Mengutip laman Jabatan Imigresen Malaysia, calon majikan, dengan sejumlah uang dan syarat tertentu, bisa mengajukan permohonan kepada Pemerintah Malaysia untuk bisa memasukkan atau dicarikan pekerja migran untuk dipekerjakan sebagai asisten rumah tangga atau pekerja domestik. Sembilan negara masuk dalam daftar yang warganya bisa mengajukan diri untuk dipekerjakan sebagai pekerja sektor domestik di Malaysia, di antaranya Indonesia, Thailand, Laos, Kamboja, Vietnam, dan Sri Lanka (Kompas, 28/11/2020).
Pemda berperan
Di sisi lain, perlindungan bagi pekerja migran juga membutuhkan dukungan pemerintah daerah. Hingga kini hanya Jawa Barat dan Jawa Timur yang menerbitkan peraturan gubernur terkait perlindungan pekerja migran.
”Kedua provinsi ini juga telah menganggarkan dana khusus untuk memberikan pelatihan bagi calon pekerja migran. Kami terus menyosialisasikan agar pemerintah daerah turut ambil bagian memberikan perlindungan mulai dari hulu atau sebelum pemberangkatan,” ujar Deputi Bidang Penempatan dan Pelindungan Kawasan Eropa dan Timur Tengah Badan Pelindungan Pekerja Migran Indonesia (BP2MI) Achmad Kartiko di sela-sela penandatanganan nota kesepahaman kerja sama dengan Ombudsman RI, kemarin, di Jakarta.
Menurut dia, rata-rata remitansi yang dihasilkan dari 4,4 juta pekerja migran prosedural mencapai Rp 150 triliun per tahun.
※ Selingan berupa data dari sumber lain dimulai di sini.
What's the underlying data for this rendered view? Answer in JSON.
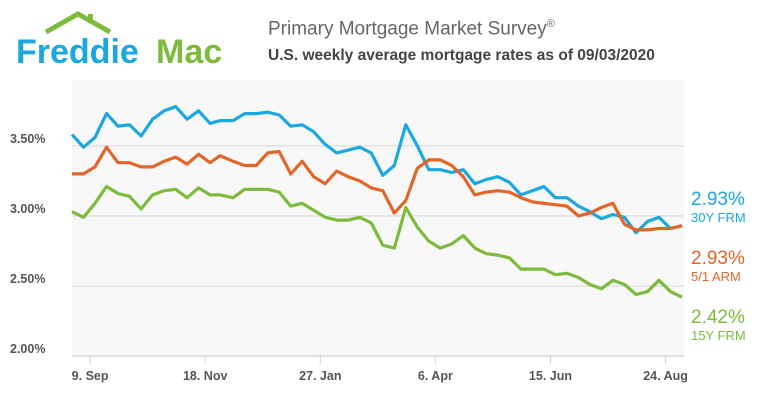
{
  "brand": {
    "logo_text_1": "Freddie",
    "logo_text_2": "Mac"
  },
  "header": {
    "title": "Primary Mortgage Market Survey",
    "title_mark": "®",
    "subtitle": "U.S. weekly average mortgage rates as of 09/03/2020"
  },
  "colors": {
    "frm30": "#1ba8e0",
    "arm51": "#e0662a",
    "frm15": "#7dbb3c",
    "plot_bg": "#f8f8f8"
  },
  "chart_data": {
    "type": "line",
    "title": "Primary Mortgage Market Survey",
    "subtitle": "U.S. weekly average mortgage rates as of 09/03/2020",
    "x": [
      "2019-08-29",
      "2019-09-05",
      "2019-09-12",
      "2019-09-19",
      "2019-09-26",
      "2019-10-03",
      "2019-10-10",
      "2019-10-17",
      "2019-10-24",
      "2019-10-31",
      "2019-11-07",
      "2019-11-14",
      "2019-11-21",
      "2019-11-27",
      "2019-12-05",
      "2019-12-12",
      "2019-12-19",
      "2019-12-26",
      "2020-01-02",
      "2020-01-09",
      "2020-01-16",
      "2020-01-23",
      "2020-01-30",
      "2020-02-06",
      "2020-02-13",
      "2020-02-20",
      "2020-02-27",
      "2020-03-05",
      "2020-03-12",
      "2020-03-19",
      "2020-03-26",
      "2020-04-02",
      "2020-04-09",
      "2020-04-16",
      "2020-04-23",
      "2020-04-30",
      "2020-05-07",
      "2020-05-14",
      "2020-05-21",
      "2020-05-28",
      "2020-06-04",
      "2020-06-11",
      "2020-06-18",
      "2020-06-25",
      "2020-07-02",
      "2020-07-09",
      "2020-07-16",
      "2020-07-23",
      "2020-07-30",
      "2020-08-06",
      "2020-08-13",
      "2020-08-20",
      "2020-08-27",
      "2020-09-03"
    ],
    "x_ticks": [
      "9. Sep",
      "18. Nov",
      "27. Jan",
      "6. Apr",
      "15. Jun",
      "24. Aug"
    ],
    "x_tick_dates": [
      "2019-09-09",
      "2019-11-18",
      "2020-01-27",
      "2020-04-06",
      "2020-06-15",
      "2020-08-24"
    ],
    "y_ticks": [
      "2.00%",
      "2.50%",
      "3.00%",
      "3.50%"
    ],
    "y_tick_values": [
      2.0,
      2.5,
      3.0,
      3.5
    ],
    "ylim": [
      2.0,
      3.97
    ],
    "grid": true,
    "legend": "right",
    "series": [
      {
        "key": "frm30",
        "name": "30Y FRM",
        "last_label": "2.93%",
        "values": [
          3.58,
          3.49,
          3.56,
          3.73,
          3.64,
          3.65,
          3.57,
          3.69,
          3.75,
          3.78,
          3.69,
          3.75,
          3.66,
          3.68,
          3.68,
          3.73,
          3.73,
          3.74,
          3.72,
          3.64,
          3.65,
          3.6,
          3.51,
          3.45,
          3.47,
          3.49,
          3.45,
          3.29,
          3.36,
          3.65,
          3.5,
          3.33,
          3.33,
          3.31,
          3.33,
          3.23,
          3.26,
          3.28,
          3.24,
          3.15,
          3.18,
          3.21,
          3.13,
          3.13,
          3.07,
          3.03,
          2.98,
          3.01,
          2.99,
          2.88,
          2.96,
          2.99,
          2.91,
          2.93
        ]
      },
      {
        "key": "arm51",
        "name": "5/1 ARM",
        "last_label": "2.93%",
        "values": [
          3.3,
          3.3,
          3.35,
          3.49,
          3.38,
          3.38,
          3.35,
          3.35,
          3.39,
          3.42,
          3.37,
          3.44,
          3.38,
          3.43,
          3.39,
          3.36,
          3.36,
          3.45,
          3.46,
          3.3,
          3.39,
          3.28,
          3.23,
          3.32,
          3.28,
          3.25,
          3.2,
          3.18,
          3.02,
          3.11,
          3.34,
          3.4,
          3.4,
          3.36,
          3.28,
          3.15,
          3.17,
          3.18,
          3.17,
          3.13,
          3.1,
          3.09,
          3.08,
          3.07,
          3.0,
          3.02,
          3.06,
          3.09,
          2.94,
          2.9,
          2.9,
          2.91,
          2.91,
          2.93
        ]
      },
      {
        "key": "frm15",
        "name": "15Y FRM",
        "last_label": "2.42%",
        "values": [
          3.03,
          2.99,
          3.09,
          3.21,
          3.16,
          3.14,
          3.05,
          3.15,
          3.18,
          3.19,
          3.13,
          3.2,
          3.15,
          3.15,
          3.13,
          3.19,
          3.19,
          3.19,
          3.17,
          3.07,
          3.09,
          3.04,
          2.99,
          2.97,
          2.97,
          2.99,
          2.95,
          2.79,
          2.77,
          3.06,
          2.92,
          2.82,
          2.77,
          2.8,
          2.86,
          2.77,
          2.73,
          2.72,
          2.7,
          2.62,
          2.62,
          2.62,
          2.58,
          2.59,
          2.56,
          2.51,
          2.48,
          2.54,
          2.51,
          2.44,
          2.46,
          2.54,
          2.46,
          2.42
        ]
      }
    ]
  }
}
Di luar itu, diperkirakan ada 4,5 juta pekerja migran nonprosedural yang juga berkontribusi terhadap remitansi meski tidak tercatat.
Oleh karena itu, dia berharap kerja sama lintas instansi dan pemerintah daerah diperkuat untuk mencegah pemberangkatan pekerja migran nonprosedural.